Seams (highest first):

  • Scanner — input: a fixture doc tree; output: candidate shortlist JSON. Unit-tested against fixtures exercising each signal (broken ref, version skew, churn-vs-edit, location, append-only, frozen frontmatter, ignore file).
  • State store — timestamp read/write, rollover (only latest report kept), snooze logic. Unit-tested with an injected clock and temp dirs.
  • Reminder hook — given a state.json + injected clock + threshold, asserts notice / no-notice / snoozed. Unit-tested via the injected clock (no real time, no real session).
  • Token estimator — counts on known spans; injection-frequency weighting; bottom-up rollup. Unit-tested on fixed inputs.
  • Patch-applier + mtime guard — applies deterministic ops on fixtures; skips when fixture mtime is newer than the check timestamp. Unit-tested.
  • Classifier (AI) — golden examples (examples/golden/): input doc tree → expected report categorization, per the reversion-protection pattern. Run the check against each; flag mismatches for human review.

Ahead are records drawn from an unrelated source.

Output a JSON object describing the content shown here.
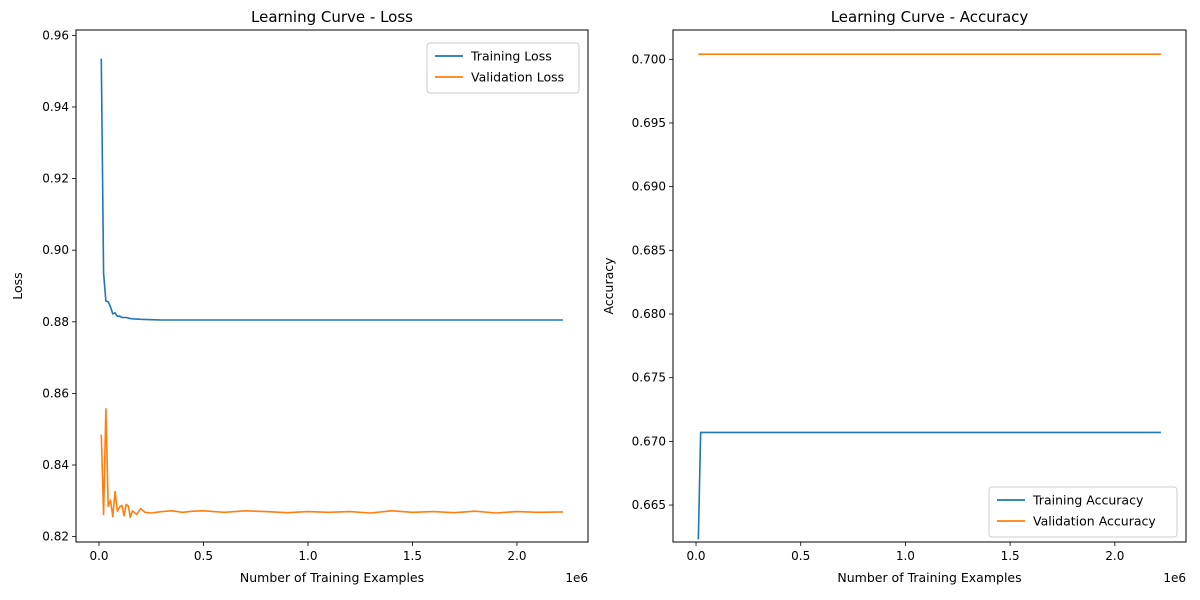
{
  "chart_data": [
    {
      "type": "line",
      "title": "Learning Curve - Loss",
      "xlabel": "Number of Training Examples",
      "ylabel": "Loss",
      "x_multiplier_label": "1e6",
      "xlim": [
        -0.11,
        2.34
      ],
      "ylim": [
        0.8185,
        0.9615
      ],
      "xticks": [
        0,
        0.5,
        1.0,
        1.5,
        2.0
      ],
      "xtick_labels": [
        "0.0",
        "0.5",
        "1.0",
        "1.5",
        "2.0"
      ],
      "yticks": [
        0.82,
        0.84,
        0.86,
        0.88,
        0.9,
        0.92,
        0.94,
        0.96
      ],
      "ytick_labels": [
        "0.82",
        "0.84",
        "0.86",
        "0.88",
        "0.90",
        "0.92",
        "0.94",
        "0.96"
      ],
      "grid": false,
      "legend_position": "top-right",
      "series": [
        {
          "name": "Training Loss",
          "color": "#1f77b4",
          "x": [
            0.011,
            0.022,
            0.033,
            0.044,
            0.055,
            0.066,
            0.077,
            0.088,
            0.099,
            0.11,
            0.13,
            0.15,
            0.17,
            0.2,
            0.25,
            0.3,
            0.35,
            0.4,
            0.5,
            0.6,
            0.8,
            1.0,
            1.2,
            1.5,
            1.8,
            2.0,
            2.22
          ],
          "y": [
            0.9535,
            0.8935,
            0.8858,
            0.8856,
            0.8842,
            0.8822,
            0.8825,
            0.8815,
            0.8816,
            0.8812,
            0.8812,
            0.8809,
            0.8808,
            0.8807,
            0.8806,
            0.8805,
            0.8805,
            0.8805,
            0.8805,
            0.8805,
            0.8805,
            0.8805,
            0.8805,
            0.8805,
            0.8805,
            0.8805,
            0.8805
          ]
        },
        {
          "name": "Validation Loss",
          "color": "#ff7f0e",
          "x": [
            0.011,
            0.022,
            0.033,
            0.044,
            0.055,
            0.066,
            0.077,
            0.088,
            0.099,
            0.11,
            0.12,
            0.13,
            0.14,
            0.15,
            0.16,
            0.18,
            0.2,
            0.22,
            0.25,
            0.3,
            0.35,
            0.4,
            0.45,
            0.5,
            0.6,
            0.7,
            0.8,
            0.9,
            1.0,
            1.1,
            1.2,
            1.3,
            1.4,
            1.5,
            1.6,
            1.7,
            1.8,
            1.9,
            2.0,
            2.1,
            2.22
          ],
          "y": [
            0.8485,
            0.8262,
            0.8557,
            0.8285,
            0.8302,
            0.8256,
            0.8326,
            0.8271,
            0.8283,
            0.8287,
            0.8258,
            0.829,
            0.8286,
            0.8254,
            0.8272,
            0.8262,
            0.8278,
            0.8268,
            0.8266,
            0.827,
            0.8272,
            0.8268,
            0.8271,
            0.8272,
            0.8268,
            0.8272,
            0.827,
            0.8267,
            0.827,
            0.8268,
            0.827,
            0.8266,
            0.8272,
            0.8268,
            0.827,
            0.8267,
            0.8271,
            0.8266,
            0.827,
            0.8268,
            0.8269
          ]
        }
      ]
    },
    {
      "type": "line",
      "title": "Learning Curve - Accuracy",
      "xlabel": "Number of Training Examples",
      "ylabel": "Accuracy",
      "x_multiplier_label": "1e6",
      "xlim": [
        -0.11,
        2.34
      ],
      "ylim": [
        0.6621,
        0.7023
      ],
      "xticks": [
        0,
        0.5,
        1.0,
        1.5,
        2.0
      ],
      "xtick_labels": [
        "0.0",
        "0.5",
        "1.0",
        "1.5",
        "2.0"
      ],
      "yticks": [
        0.665,
        0.67,
        0.675,
        0.68,
        0.685,
        0.69,
        0.695,
        0.7
      ],
      "ytick_labels": [
        "0.665",
        "0.670",
        "0.675",
        "0.680",
        "0.685",
        "0.690",
        "0.695",
        "0.700"
      ],
      "grid": false,
      "legend_position": "bottom-right",
      "series": [
        {
          "name": "Training Accuracy",
          "color": "#1f77b4",
          "x": [
            0.011,
            0.022,
            2.22
          ],
          "y": [
            0.6623,
            0.6707,
            0.6707
          ]
        },
        {
          "name": "Validation Accuracy",
          "color": "#ff7f0e",
          "x": [
            0.011,
            2.22
          ],
          "y": [
            0.7004,
            0.7004
          ]
        }
      ]
    }
  ]
}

Prior art: the commit and cc-architect plugins pair deterministic scripts/ with skills and structured output; this plugin follows that split. The reversion-protection reference (cc-architect/.../reversion-protection.md) defines the golden-example + invariants approach used for the classifier.

Out of Scope

  • A global cross-project dashboard / index (dissolved by per-project storage).
  • Exact Claude token counting via API at check time (local approximation only; exactness isn't worth the latency/cost for a motivational estimate).
  • Non-markdown content analysis beyond known doc locations (e.g. linting source code comments). Scope defaults to docs.
  • Auto-running cleanup from the SessionEnd/SessionStart hook — the hook only ever reminds; all mutation is user-invoked.
  • Pushing commits or any outbound/network action — cleanup is local commits only; the user pushes.
  • Editing files outside the resolved project root.
  • v2 polish: richer per-category savings visualizations, configurable op taxonomies beyond the built-in set.

Further Notes

  • Build order (the report schema gates everything): (1) machine report schema; (2) deterministic scanner + state store + reminder hook; (3) check skill (scanner → AI classify → report); (4) clean skill (consume report, git-safe, scoped) + sweep; (5) bonus: deterministic patch-apply + token estimator. Patch-apply and token-estimate are explicitly v2 — they optimize a report format that must exist and be proven first.
  • Why deterministic-first matters here specifically: the check does the expensive cognition once (reading + deciding); cleanup executes. Pushing attribute-detection into the scanner and exact edits into the report means most cleanup needs no model at all, and a check is cheap even when no cleanup follows.
  • False-positive trust risk: without the frozen/ignore mechanism and append-only detection, the tool would re-flag deliberately-frozen records every week and lose the user's trust. This is treated as a correctness requirement, not a nicety.
  • The tool must not become bloat: report rollover (keep latest only) and the gitignored dot dir are deliberate guards against the plugin polluting the very repos it cleans.
  • Linchpin mechanism verified: the SessionStart systemMessage banner path was confirmed against the Claude Code hook docs before this PRD was finalized (no other plugin in the collection wires a CC hook, so it had no precedent). Build-spike #1 is still to stand up a trivial hooks/hooks.json emitting a systemMessage and confirm it renders visibly in a real session before building the deterministic core on top of it.